Every March is dedicated to honoring women’s contributions to U.S. history. However, many women’s contributions and stories are left out of the narrative. Many of the histories we tell during Women’s History Month seem cut from a mono-chromatic cloth that belies the reality of this country’s diversity and true history.
This Women’s History Month I invite you, dear reader, along with me to try on an intersectional lens. Now, intersectionality is not a new concept, coined in 1989 by Kimberlé Williams Crenshaw, professor and legal scholar, it describes how race, gender, sexual orientation, disability, class, and other individual characteristics “intersect” with one another and overlap. These overlaps and intersections can either insulate or expose individuals to greater degrees of privilege, discrimination, opportunity, or challenge. Through this intersectional lens; let's take a look at some unsung heroes of Women’s History Month who despite their exposure to greater degrees of discrimination and challenges have made the world a better place.
Patsy Mink was the first woman of color ever elected to the House of Representatives, and the first Asian American woman to serve in Congress.
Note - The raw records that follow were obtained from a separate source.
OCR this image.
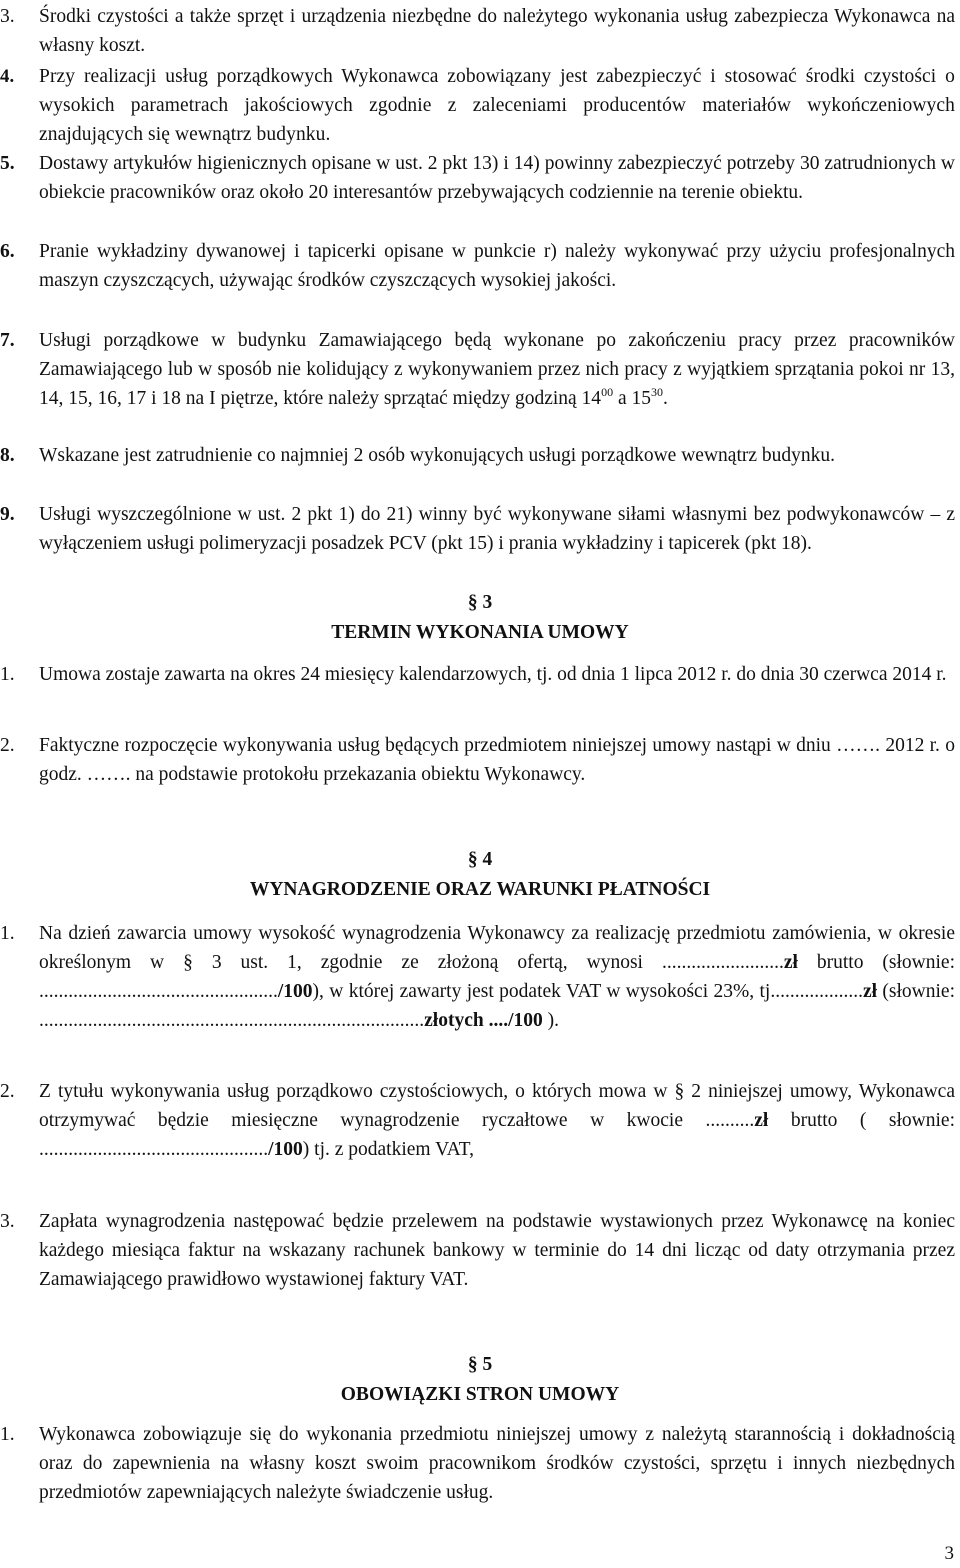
3. Środki czystości a także sprzęt i urządzenia niezbędne do należytego wykonania usług zabezpiecza Wykonawca na własny koszt.
4. Przy realizacji usług porządkowych Wykonawca zobowiązany jest zabezpieczyć i stosować środki czystości o wysokich parametrach jakościowych zgodnie z zaleceniami producentów materiałów wykończeniowych znajdujących się wewnątrz budynku.
5. Dostawy artykułów higienicznych opisane w ust. 2 pkt 13) i 14) powinny zabezpieczyć potrzeby 30 zatrudnionych w obiekcie pracowników oraz około 20 interesantów przebywających codziennie na terenie obiektu.
6. Pranie wykładziny dywanowej i tapicerki opisane w punkcie r) należy wykonywać przy użyciu profesjonalnych maszyn czyszczących, używając środków czyszczących wysokiej jakości.
7. Usługi porządkowe w budynku Zamawiającego będą wykonane po zakończeniu pracy przez pracowników Zamawiającego lub w sposób nie kolidujący z wykonywaniem przez nich pracy z wyjątkiem sprzątania pokoi nr 13, 14, 15, 16, 17 i 18 na I piętrze, które należy sprzątać między godziną $14^{00}$ a $15^{30}$.
8. Wskazane jest zatrudnienie co najmniej 2 osób wykonujących usługi porządkowe wewnątrz budynku.
9. Usługi wyszczególnione w ust. 2 pkt 1) do 21) winny być wykonywane siłami własnymi bez podwykonawców – z wyłączeniem usługi polimeryzacji posadzek PCV (pkt 15) i prania wykładziny i tapicerek (pkt 18).
§ 3
TERMIN WYKONANIA UMOWY
1. Umowa zostaje zawarta na okres 24 miesięcy kalendarzowych, tj. od dnia 1 lipca 2012 r. do dnia 30 czerwca 2014 r.
2. Faktyczne rozpoczęcie wykonywania usług będących przedmiotem niniejszej umowy nastąpi w dniu ……. 2012 r. o godz. ……. na podstawie protokołu przekazania obiektu Wykonawcy.
§ 4
WYNAGRODZENIE ORAZ WARUNKI PŁATNOŚCI
1. Na dzień zawarcia umowy wysokość wynagrodzenia Wykonawcy za realizację przedmiotu zamówienia, w okresie określonym w § 3 ust. 1, zgodnie ze złożoną ofertą, wynosi .........................zł brutto (słownie: ................................................./100), w której zawarty jest podatek VAT w wysokości 23%, tj...................zł (słownie: ...............................................................................złotych ..../100 ).
2. Z tytułu wykonywania usług porządkowo czystościowych, o których mowa w § 2 niniejszej umowy, Wykonawca otrzymywać będzie miesięczne wynagrodzenie ryczałtowe w kwocie ..........zł brutto ( słownie: .............................................../100) tj. z podatkiem VAT,
3. Zapłata wynagrodzenia następować będzie przelewem na podstawie wystawionych przez Wykonawcę na koniec każdego miesiąca faktur na wskazany rachunek bankowy w terminie do 14 dni licząc od daty otrzymania przez Zamawiającego prawidłowo wystawionej faktury VAT.
§ 5
OBOWIĄZKI STRON UMOWY
1. Wykonawca zobowiązuje się do wykonania przedmiotu niniejszej umowy z należytą starannością i dokładnością oraz do zapewnienia na własny koszt swoim pracownikom środków czystości, sprzętu i innych niezbędnych przedmiotów zapewniających należyte świadczenie usług.
3
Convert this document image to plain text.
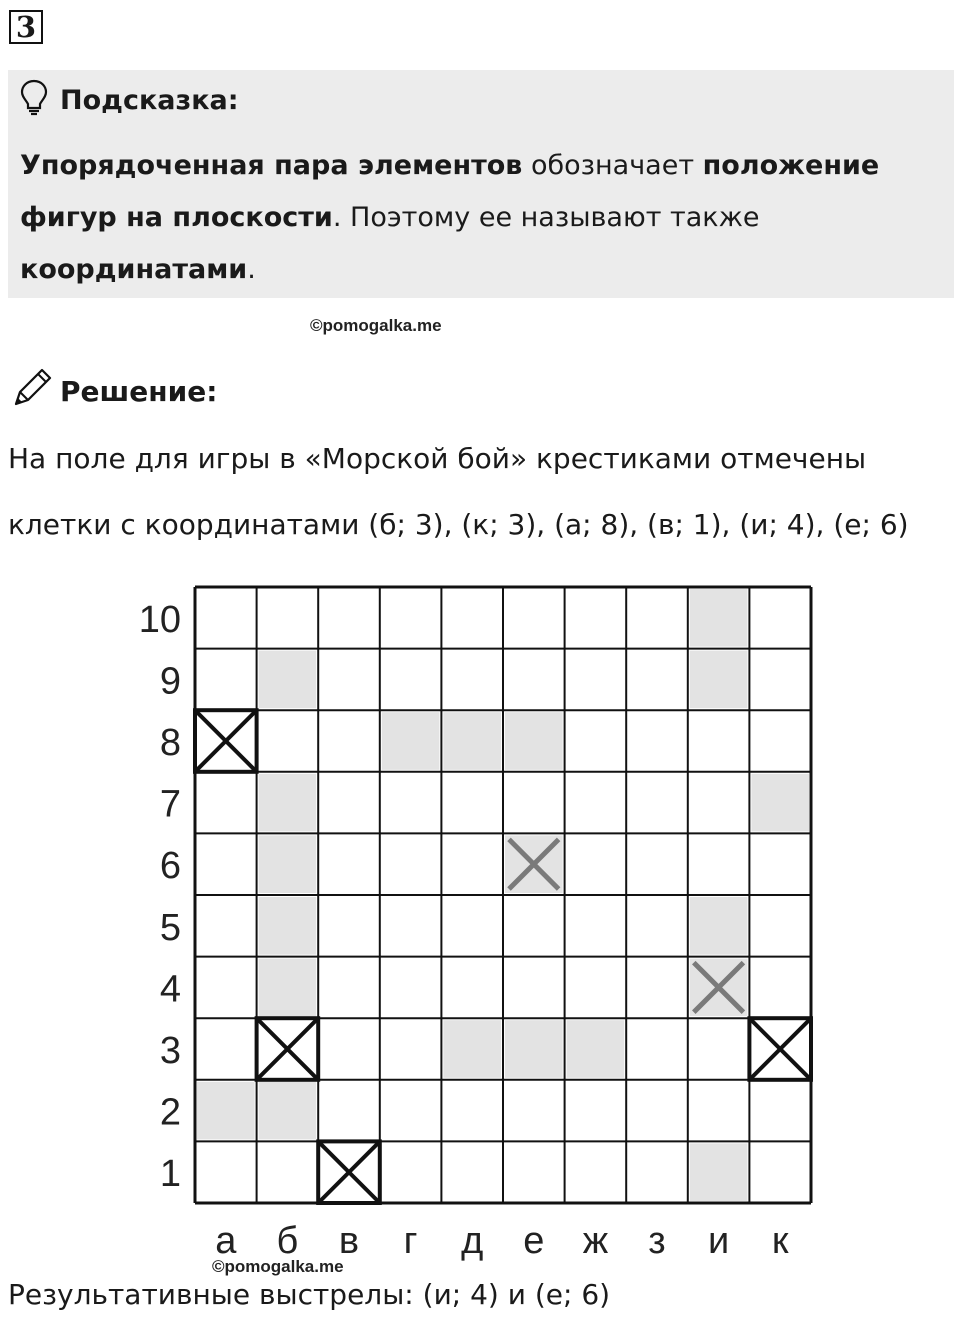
3
Подсказка:
Упорядоченная пара элементов обозначает положение фигур на плоскости. Поэтому ее называют также координатами.
©pomogalka.me
Решение:
На поле для игры в «Морской бой» крестиками отмечены
клетки с координатами (б; 3), (к; 3), (а; 8), (в; 1), (и; 4), (е; 6)
1
2
3
4
5
6
7
8
9
10
а б в г д е ж з и к
©pomogalka.me
Результативные выстрелы: (и; 4) и (е; 6)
Representing her home state of Hawaii, Mink was elected to the House of Representatives a mere 5 years after Hawaii became a state! She would go on to be one of the authors and sponsors of the seminal Title IX law that prevents discrimination based on sex in educational institutions.
Martha P Johnson; an activist for LGBTQ+ rights, played a crucial role in the historic Stonewall uprising while also founding an organization to protect, advocate for, and house homeless queer youth in New York. As a trans woman of color, she also advocated for the inclusion of trans folks, drag queens, and transvestites in the Gay Liberation Front movement.
Dolores Huerta is one of the most influential labor activists of the 20th century; known not only for her work in the Chicano civil rights movement but also as a co-founder of the United Farm Worker’s Association. She fought tirelessly for economic opportunities and improved working conditions for many of California’s Latinx community.
Claudette Colvin, at just 15 years old in a brave act of civil disobedience; refused to give up her seat on a public bus to a white passenger. Claudette recalls that watershed moment: “It felt like Sojourner Truth was on one side pushing me down, and Harriet Tubman was on the other side of me pushing me down. I couldn’t get up.” This was nearly a year before Rosa Parks would follow in her footsteps. Claudette would become a plaintiff in the landmark Supreme Court case Browder v. Gayle which in 1965 permanently ended bus segregation in the State of Alabama.
And so, in this Women’s History Month the words of the indomitable Audre Lorde, a self-described “black, lesbian, mother, warrior, poet,” ring in my ears: “I am not free while any woman is unfree, even when her shackles are very different from my own.” I find myself in a place of unspeakable gratitude to Patsy, Marsha, Dolores, Claudette, and the millions of other women who have made history. And I am compelled to consider the shackles that remain on so many women through a lens of intersectionality and how that threatens too, my freedom.